Si sa, Matt Damon e Ben Affleck sono amici da sempre. The rip — Soldi sporchi li vede tornare insieme non solo sullo schermo ma anche come produttori in un action thriller pieno di sorprese e inganni, diretto dal veterano del genere Joe Carnahan e distribuito da Netflix che ha ottenuto oltre 41 milioni di views nei primi giorni sulla piattaforma facendo segnare un nuovo record.
The rip: non fidarti di nessuno
Miami: città di loschi traffici, soldi sporchi e poliziotti corrotti. Il TNT, una task force speciale per la lotta al narcotraffico, è alle strette: fra l’assassino della loro leader e le voci di una talpa all’interno della squadra, gli Affari Interni hanno le mani che prudono per mandare tutti a casa. Quando il tenente Dumars riceve una soffiata su una casa in cui il cartello nasconde dei soldi sporchi, la squadra pensa di avere fra le mani un caso facile. Ma la cifra si rivela molto più elevata di quanto detto nella soffiata, una confisca da capogiro: la squadra si trova bloccata e alla mercé di poliziotti corrotti, cartello e di una misteriosa organizzazione che li minaccia da lontano. E se davvero c’è un traditore nella squadra, questo potrebbe essere solo l’inizio dei loro problemi…
Barbe e tradimenti
Devo essere sincero, The rip mi ha sorpreso. Non tanto perché faccia qualcosa d’inaspettato con la sua premessa (spoiler: non lo fa), quanto per il fatto che la prenda sul serio. L’action-thriller infatti è uno di quei generi che più di altri ha risentito della slopificazione degli ultimi anni, abituandoci a una infinita serie di ‘film compitino’ che si limitano a prendere una premessa e a farci il minimo indispensabile necessario per riempire 90 minuti.

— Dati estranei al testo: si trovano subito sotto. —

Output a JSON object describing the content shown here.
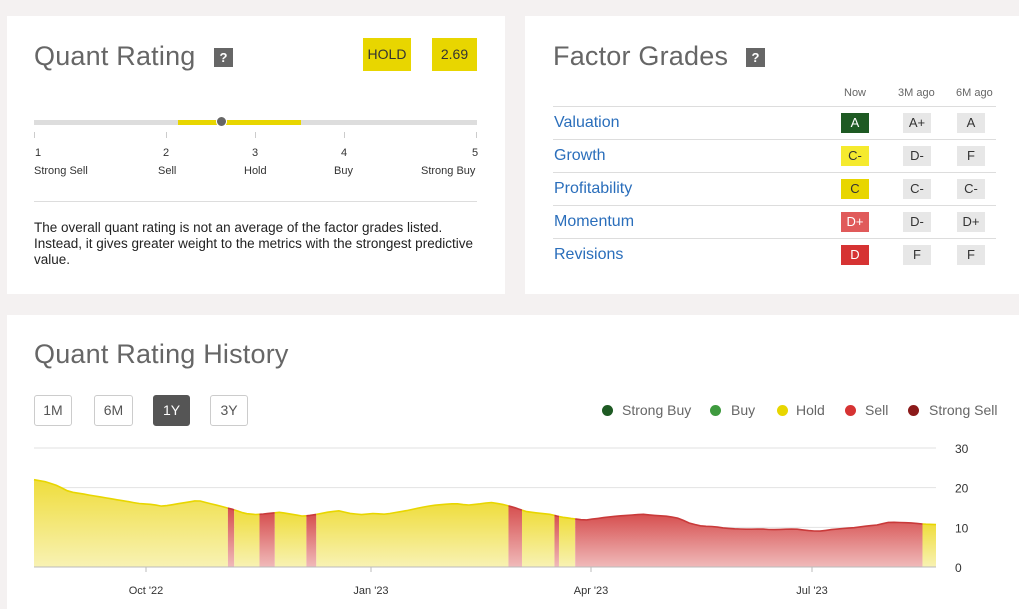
{
  "quant": {
    "title": "Quant Rating",
    "help": "?",
    "rating_label": "HOLD",
    "score": "2.69",
    "score_value": 2.69,
    "scale": [
      {
        "num": "1",
        "label": "Strong Sell"
      },
      {
        "num": "2",
        "label": "Sell"
      },
      {
        "num": "3",
        "label": "Hold"
      },
      {
        "num": "4",
        "label": "Buy"
      },
      {
        "num": "5",
        "label": "Strong Buy"
      }
    ],
    "hold_band": [
      2.5,
      3.5
    ],
    "description": "The overall quant rating is not an average of the factor grades listed. Instead, it gives greater weight to the metrics with the strongest predictive value."
  },
  "factor": {
    "title": "Factor Grades",
    "help": "?",
    "headers": {
      "now": "Now",
      "m3": "3M ago",
      "m6": "6M ago"
    },
    "rows": [
      {
        "name": "Valuation",
        "now": "A",
        "now_color": "#1e5a23",
        "now_text": "#ffffff",
        "m3": "A+",
        "m6": "A"
      },
      {
        "name": "Growth",
        "now": "C-",
        "now_color": "#f5ea2e",
        "now_text": "#333333",
        "m3": "D-",
        "m6": "F"
      },
      {
        "name": "Profitability",
        "now": "C",
        "now_color": "#e8d600",
        "now_text": "#333333",
        "m3": "C-",
        "m6": "C-"
      },
      {
        "name": "Momentum",
        "now": "D+",
        "now_color": "#e05a5a",
        "now_text": "#ffffff",
        "m3": "D-",
        "m6": "D+"
      },
      {
        "name": "Revisions",
        "now": "D",
        "now_color": "#d63333",
        "now_text": "#ffffff",
        "m3": "F",
        "m6": "F"
      }
    ]
  },
  "history": {
    "title": "Quant Rating History",
    "ranges": [
      "1M",
      "6M",
      "1Y",
      "3Y"
    ],
    "active_range": "1Y",
    "legend": [
      {
        "label": "Strong Buy",
        "color": "#1e5a23"
      },
      {
        "label": "Buy",
        "color": "#3e9a3e"
      },
      {
        "label": "Hold",
        "color": "#e8d600"
      },
      {
        "label": "Sell",
        "color": "#d63333"
      },
      {
        "label": "Strong Sell",
        "color": "#8b1a1a"
      }
    ]
  },
  "chart_data": {
    "type": "area",
    "y_ticks": [
      "30",
      "20",
      "10",
      "0"
    ],
    "ylim": [
      0,
      30
    ],
    "x_ticks": [
      "Oct '22",
      "Jan '23",
      "Apr '23",
      "Jul '23"
    ],
    "colors": {
      "hold_fill": "#f3e66a",
      "hold_line": "#e8d600",
      "sell_fill": "#e07b7b",
      "sell_line": "#c93a3a"
    },
    "points": [
      22,
      21.5,
      20.5,
      19,
      18.5,
      18,
      17.5,
      17,
      16.5,
      16,
      15.8,
      15.3,
      15.8,
      16.3,
      16.8,
      16,
      15.3,
      14.5,
      13.5,
      13.2,
      13.5,
      13.8,
      13.3,
      12.8,
      13.2,
      13.8,
      14.2,
      13.5,
      13.2,
      13.5,
      13.3,
      13.8,
      14.3,
      15,
      15.5,
      15.8,
      16,
      15.6,
      15.9,
      16.3,
      15.8,
      15,
      14,
      13.6,
      13.3,
      12.6,
      12.2,
      11.8,
      12.2,
      12.6,
      12.9,
      13.1,
      13.3,
      13,
      12.8,
      12.3,
      11,
      10.3,
      10.2,
      9.8,
      9.6,
      9.5,
      9.6,
      9.4,
      9.5,
      9.6,
      9.2,
      9,
      9.4,
      9.7,
      9.9,
      10.3,
      10.6,
      11.3,
      11.2,
      11.1,
      10.8,
      10.7
    ],
    "segments": [
      {
        "rating": "hold",
        "from": 0,
        "to": 0.215
      },
      {
        "rating": "sell",
        "from": 0.215,
        "to": 0.222
      },
      {
        "rating": "hold",
        "from": 0.222,
        "to": 0.25
      },
      {
        "rating": "sell",
        "from": 0.25,
        "to": 0.267
      },
      {
        "rating": "hold",
        "from": 0.267,
        "to": 0.302
      },
      {
        "rating": "sell",
        "from": 0.302,
        "to": 0.313
      },
      {
        "rating": "hold",
        "from": 0.313,
        "to": 0.526
      },
      {
        "rating": "sell",
        "from": 0.526,
        "to": 0.541
      },
      {
        "rating": "hold",
        "from": 0.541,
        "to": 0.577
      },
      {
        "rating": "sell",
        "from": 0.577,
        "to": 0.582
      },
      {
        "rating": "hold",
        "from": 0.582,
        "to": 0.6
      },
      {
        "rating": "sell",
        "from": 0.6,
        "to": 0.985
      },
      {
        "rating": "hold",
        "from": 0.985,
        "to": 1
      }
    ]
  }
}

In questo caso invece la posta in gioco è stabilita in modo chiaro, personaggi e dialoghi hanno un minimo di dimensione e il dubbio la fa da padrone: The rip non ha paura di mettere e rimettere in questione le carte in tavola, tenendo lo spettatore sulle spine e colpendolo con una serie di colpi di scena che devo ammettere non mi aspettavo. A fare da olio che lubrifica questo meccanismo è la chimica fra Matt Damon e Ben Affleck, entrambi in panni barbuti e un po’ sfigati, che riescono a venderci la relazione fra due colleghi di vecchia data che non sanno più se fidarsi l’uno dell’altro.
Il cast
Matt Damon è Dane Dumars, nuovo leader del TNT che si trova in un momento di crisi dopo la morte del figlio. Ben Affleck è il sergente JD Byrne, veterano della squadra e amico di Dumars, anche lui alla ricerca di significato e vendetta dopo la morte dell’amata Velez. Teyana Taylor, Catalina Sandino Moreno e Steven Yeun sono rispettivament Numa, Lolo e Ro, tre detective in forza al Tactical Narcotics Team, mentre Sasha Calle è Desi, la proprietaria della casa dove sono nascosti i soldi sporchi. Completano il cast Kyle Chandler nel ruolo di Nix, agente della DEA a capo di una squadra speciale corazzata, e Scott Adkins in quello di Del Byrne, antipatico agente dell’FBI nonché fratello di JD.